The Jaguars drafted Denard Robinson as an “offensive weapon,” but you can’t move him from QB to RB in Madden. Everyone talks about Tim Tebow at tight end, but unless you change his position in Madden (and eliminate him from playing QB), you can’t do that either. The Giants drafted strong safety Cooper Taylor for his versatility and there was talk he could see action at linebacker; once again, you can’t throw him at linebacker unless you switch his position and erase his safety eligibility.
All of this undermines a game that’s solid on the field. Sketchy animations aside, this is a great-looking, detailed sports game, and the camera angles and closeups during replays are fantastic. It’s then that you’ll actually recognize the work that went into making Barry Sanders’ head look like Barry Sanders’ head within the helmet; the top players are all detailed and realistically mapped.
The controls are tight, and the running game has never been more satisfying.
The introduction of the left shoulder button as a Precision modifier takes emphasis off the eternal speed burst, letting you gear down as a runner to make a more careful, elusive cut or juke. Combined with the upgraded interior run-blocking, the entire ground game feels far more fun. Whether you’re a dynamic speed back or a Marshawn Lynch-type banger, you’ll find a rushing niche in Madden 25.
The improvements to the run game make everything much stronger. NFL coaches base entire game plans on their ability to run the ball, and now, instead of leaning super-heavily on the pass, you can use the run to open plays over the deep middle. It’s a two-way street; your defensive sets will often have to be geared toward stopping the run first.
There’s still so much content here, too, that you can lose yourself in this game for months.
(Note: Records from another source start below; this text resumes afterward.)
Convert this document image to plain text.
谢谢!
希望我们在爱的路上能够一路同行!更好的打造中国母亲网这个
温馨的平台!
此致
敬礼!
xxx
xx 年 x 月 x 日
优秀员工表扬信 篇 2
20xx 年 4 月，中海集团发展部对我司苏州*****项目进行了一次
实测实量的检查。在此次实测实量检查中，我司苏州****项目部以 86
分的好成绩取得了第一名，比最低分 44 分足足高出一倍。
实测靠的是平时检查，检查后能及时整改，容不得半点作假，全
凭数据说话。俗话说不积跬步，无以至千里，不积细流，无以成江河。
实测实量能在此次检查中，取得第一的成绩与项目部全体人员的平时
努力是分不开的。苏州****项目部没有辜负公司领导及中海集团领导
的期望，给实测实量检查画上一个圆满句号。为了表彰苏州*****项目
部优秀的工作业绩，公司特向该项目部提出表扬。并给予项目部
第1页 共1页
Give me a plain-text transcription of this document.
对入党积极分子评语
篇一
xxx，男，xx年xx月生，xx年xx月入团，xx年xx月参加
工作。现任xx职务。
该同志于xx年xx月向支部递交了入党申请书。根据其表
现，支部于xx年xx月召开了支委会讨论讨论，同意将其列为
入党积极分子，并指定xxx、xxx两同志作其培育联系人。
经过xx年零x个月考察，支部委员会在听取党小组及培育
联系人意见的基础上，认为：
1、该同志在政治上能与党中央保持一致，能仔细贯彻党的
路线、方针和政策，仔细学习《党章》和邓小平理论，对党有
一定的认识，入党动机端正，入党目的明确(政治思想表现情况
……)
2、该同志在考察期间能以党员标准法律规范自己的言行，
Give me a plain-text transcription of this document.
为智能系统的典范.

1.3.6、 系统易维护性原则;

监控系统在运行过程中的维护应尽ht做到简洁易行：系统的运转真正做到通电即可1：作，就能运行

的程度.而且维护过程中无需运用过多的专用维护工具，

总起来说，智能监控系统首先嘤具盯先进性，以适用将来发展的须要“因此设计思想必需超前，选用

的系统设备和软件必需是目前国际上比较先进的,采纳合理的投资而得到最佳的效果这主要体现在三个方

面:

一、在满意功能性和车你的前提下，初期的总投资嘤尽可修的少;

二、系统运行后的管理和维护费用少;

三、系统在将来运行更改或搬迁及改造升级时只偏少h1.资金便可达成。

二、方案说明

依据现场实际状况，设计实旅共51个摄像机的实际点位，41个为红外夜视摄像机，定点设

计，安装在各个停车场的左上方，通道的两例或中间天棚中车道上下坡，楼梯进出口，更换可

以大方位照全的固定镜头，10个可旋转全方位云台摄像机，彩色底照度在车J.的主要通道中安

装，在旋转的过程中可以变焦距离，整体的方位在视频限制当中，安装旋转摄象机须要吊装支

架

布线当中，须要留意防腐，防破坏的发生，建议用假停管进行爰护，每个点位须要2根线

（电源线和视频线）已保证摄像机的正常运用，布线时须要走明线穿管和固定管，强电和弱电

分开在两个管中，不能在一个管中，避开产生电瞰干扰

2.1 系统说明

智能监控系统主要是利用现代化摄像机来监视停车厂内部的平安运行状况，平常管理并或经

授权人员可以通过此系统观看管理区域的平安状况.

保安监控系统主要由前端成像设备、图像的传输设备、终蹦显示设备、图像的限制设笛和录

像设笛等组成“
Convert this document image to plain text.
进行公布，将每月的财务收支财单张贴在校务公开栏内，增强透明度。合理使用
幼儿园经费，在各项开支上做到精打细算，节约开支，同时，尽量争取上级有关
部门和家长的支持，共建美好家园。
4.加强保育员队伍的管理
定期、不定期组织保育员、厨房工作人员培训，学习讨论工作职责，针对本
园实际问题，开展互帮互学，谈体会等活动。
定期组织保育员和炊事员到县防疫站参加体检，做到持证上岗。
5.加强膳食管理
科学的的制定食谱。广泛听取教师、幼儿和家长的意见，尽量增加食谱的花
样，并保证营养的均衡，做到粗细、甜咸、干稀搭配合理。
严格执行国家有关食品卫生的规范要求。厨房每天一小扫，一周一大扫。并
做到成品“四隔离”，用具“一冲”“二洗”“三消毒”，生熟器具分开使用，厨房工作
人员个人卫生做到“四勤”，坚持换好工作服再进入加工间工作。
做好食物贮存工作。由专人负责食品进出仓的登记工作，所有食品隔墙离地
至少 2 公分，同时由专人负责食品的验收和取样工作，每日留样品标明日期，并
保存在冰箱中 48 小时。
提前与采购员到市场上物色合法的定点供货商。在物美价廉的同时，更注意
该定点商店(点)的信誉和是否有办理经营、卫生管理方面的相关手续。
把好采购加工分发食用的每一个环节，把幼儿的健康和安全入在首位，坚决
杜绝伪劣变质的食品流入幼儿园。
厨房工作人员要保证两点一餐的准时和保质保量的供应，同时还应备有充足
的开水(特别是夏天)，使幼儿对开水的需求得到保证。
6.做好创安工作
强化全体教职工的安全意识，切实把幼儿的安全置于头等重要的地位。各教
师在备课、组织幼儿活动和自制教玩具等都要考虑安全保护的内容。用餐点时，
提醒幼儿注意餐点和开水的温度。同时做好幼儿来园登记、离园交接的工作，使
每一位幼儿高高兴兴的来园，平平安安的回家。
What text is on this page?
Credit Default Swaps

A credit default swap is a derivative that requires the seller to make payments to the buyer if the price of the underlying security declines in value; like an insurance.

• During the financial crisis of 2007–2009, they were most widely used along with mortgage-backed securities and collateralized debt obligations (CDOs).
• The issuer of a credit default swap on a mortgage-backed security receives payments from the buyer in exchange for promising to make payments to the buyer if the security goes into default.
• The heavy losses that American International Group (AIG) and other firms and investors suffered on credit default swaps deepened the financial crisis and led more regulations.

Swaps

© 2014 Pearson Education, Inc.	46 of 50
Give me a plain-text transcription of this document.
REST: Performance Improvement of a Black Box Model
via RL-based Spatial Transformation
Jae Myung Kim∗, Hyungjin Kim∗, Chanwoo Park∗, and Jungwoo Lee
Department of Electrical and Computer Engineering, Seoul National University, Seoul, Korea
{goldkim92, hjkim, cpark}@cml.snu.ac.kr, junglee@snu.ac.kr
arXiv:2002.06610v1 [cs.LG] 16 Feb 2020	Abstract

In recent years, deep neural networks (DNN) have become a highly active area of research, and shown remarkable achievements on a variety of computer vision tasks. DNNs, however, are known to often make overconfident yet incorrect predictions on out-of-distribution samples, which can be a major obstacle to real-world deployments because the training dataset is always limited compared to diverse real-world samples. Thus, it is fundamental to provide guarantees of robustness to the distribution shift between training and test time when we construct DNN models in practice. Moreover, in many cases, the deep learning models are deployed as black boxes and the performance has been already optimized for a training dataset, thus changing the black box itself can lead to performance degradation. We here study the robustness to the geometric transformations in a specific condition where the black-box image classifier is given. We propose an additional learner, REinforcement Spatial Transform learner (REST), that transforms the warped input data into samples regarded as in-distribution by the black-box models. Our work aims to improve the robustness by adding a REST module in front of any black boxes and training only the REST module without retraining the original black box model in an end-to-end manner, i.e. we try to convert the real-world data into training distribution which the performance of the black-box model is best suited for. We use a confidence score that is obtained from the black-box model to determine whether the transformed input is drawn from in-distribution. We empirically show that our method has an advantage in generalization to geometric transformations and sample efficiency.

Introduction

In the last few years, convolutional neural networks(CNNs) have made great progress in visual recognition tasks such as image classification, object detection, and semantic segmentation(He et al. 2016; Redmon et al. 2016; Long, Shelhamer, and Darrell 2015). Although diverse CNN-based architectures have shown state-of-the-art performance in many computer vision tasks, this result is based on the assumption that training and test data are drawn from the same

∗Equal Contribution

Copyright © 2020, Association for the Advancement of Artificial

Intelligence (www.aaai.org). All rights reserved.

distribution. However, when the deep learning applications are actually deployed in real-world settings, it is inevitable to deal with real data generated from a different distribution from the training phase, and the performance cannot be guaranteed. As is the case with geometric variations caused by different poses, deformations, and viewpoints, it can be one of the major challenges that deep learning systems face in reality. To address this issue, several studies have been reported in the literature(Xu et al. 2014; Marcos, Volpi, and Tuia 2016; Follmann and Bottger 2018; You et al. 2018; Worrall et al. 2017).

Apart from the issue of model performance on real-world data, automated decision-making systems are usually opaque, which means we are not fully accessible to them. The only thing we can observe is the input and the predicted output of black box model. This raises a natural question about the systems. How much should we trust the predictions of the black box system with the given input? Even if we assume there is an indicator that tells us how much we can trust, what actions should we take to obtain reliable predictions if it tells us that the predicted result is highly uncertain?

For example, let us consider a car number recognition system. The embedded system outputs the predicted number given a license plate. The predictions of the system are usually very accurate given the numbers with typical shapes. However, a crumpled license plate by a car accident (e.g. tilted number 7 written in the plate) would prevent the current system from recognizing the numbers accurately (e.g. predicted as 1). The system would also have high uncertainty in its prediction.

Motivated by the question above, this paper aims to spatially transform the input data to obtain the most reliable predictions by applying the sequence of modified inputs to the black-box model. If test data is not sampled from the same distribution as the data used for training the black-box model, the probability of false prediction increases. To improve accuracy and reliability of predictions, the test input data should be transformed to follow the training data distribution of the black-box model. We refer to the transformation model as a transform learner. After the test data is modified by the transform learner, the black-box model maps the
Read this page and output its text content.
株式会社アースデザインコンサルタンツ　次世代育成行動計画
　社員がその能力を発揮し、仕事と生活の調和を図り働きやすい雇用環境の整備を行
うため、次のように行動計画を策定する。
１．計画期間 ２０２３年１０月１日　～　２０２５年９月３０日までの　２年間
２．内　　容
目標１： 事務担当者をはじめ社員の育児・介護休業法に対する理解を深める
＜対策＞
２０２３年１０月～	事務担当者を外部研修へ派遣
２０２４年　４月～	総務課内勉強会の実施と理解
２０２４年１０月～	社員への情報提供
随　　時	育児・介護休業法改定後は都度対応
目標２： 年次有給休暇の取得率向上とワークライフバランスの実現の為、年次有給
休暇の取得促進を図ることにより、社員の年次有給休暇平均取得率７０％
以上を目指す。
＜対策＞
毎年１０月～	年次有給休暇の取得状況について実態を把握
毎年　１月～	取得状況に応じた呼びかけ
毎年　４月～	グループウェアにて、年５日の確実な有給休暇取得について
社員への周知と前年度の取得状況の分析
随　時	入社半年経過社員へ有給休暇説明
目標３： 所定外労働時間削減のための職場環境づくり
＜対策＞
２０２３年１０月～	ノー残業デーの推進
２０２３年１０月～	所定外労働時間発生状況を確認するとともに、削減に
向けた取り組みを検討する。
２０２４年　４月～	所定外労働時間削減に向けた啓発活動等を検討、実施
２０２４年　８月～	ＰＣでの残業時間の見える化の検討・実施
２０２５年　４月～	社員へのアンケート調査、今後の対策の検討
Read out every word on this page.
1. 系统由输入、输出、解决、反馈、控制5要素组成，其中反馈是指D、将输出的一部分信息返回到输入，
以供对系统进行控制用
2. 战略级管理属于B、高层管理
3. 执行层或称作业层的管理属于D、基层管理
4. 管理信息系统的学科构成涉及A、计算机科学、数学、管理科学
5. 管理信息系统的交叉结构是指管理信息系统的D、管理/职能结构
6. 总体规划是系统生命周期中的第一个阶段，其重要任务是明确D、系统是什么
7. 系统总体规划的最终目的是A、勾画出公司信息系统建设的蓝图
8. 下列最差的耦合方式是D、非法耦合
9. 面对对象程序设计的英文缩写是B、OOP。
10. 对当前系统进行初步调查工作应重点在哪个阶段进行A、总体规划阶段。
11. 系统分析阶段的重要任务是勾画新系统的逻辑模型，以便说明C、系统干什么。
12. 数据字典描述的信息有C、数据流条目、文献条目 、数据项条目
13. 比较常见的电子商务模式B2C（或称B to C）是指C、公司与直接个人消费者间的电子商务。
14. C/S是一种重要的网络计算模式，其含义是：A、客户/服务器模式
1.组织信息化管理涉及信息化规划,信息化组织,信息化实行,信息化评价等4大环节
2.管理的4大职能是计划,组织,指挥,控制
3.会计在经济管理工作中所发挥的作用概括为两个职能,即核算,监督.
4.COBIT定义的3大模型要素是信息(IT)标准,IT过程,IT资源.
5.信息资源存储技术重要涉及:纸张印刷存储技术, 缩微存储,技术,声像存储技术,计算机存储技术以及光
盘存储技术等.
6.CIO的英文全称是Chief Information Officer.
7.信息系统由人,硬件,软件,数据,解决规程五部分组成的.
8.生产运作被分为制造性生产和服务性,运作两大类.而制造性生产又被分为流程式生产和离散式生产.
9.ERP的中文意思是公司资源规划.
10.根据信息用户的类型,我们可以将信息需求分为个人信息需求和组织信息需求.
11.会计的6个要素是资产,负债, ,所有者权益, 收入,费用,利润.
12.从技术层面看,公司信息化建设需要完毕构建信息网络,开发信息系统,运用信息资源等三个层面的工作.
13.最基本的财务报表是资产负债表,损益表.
It’s worth going through the Skills Trainer, too, if only to learn the read-option tweaks and those new rushing adjustments. Online play is solid as always, and while Connected Careers lacks focus, it does offer, oh, thousands of different gameplay experiences, based on the players or coaches or owners you choose to handle and your play-style. It’s still a great multiplayer franchise option, too.
Madden 25 does its best to remind you of how far this game has come, with loading menus that show the gradual progression of the franchise. And while improvement has obviously slowed in recent years (or at least somewhat missed the point), this game is far superior than Madden 11 or Madden 12 or Madden 13.
For better or worse, that makes this the best Madden yet.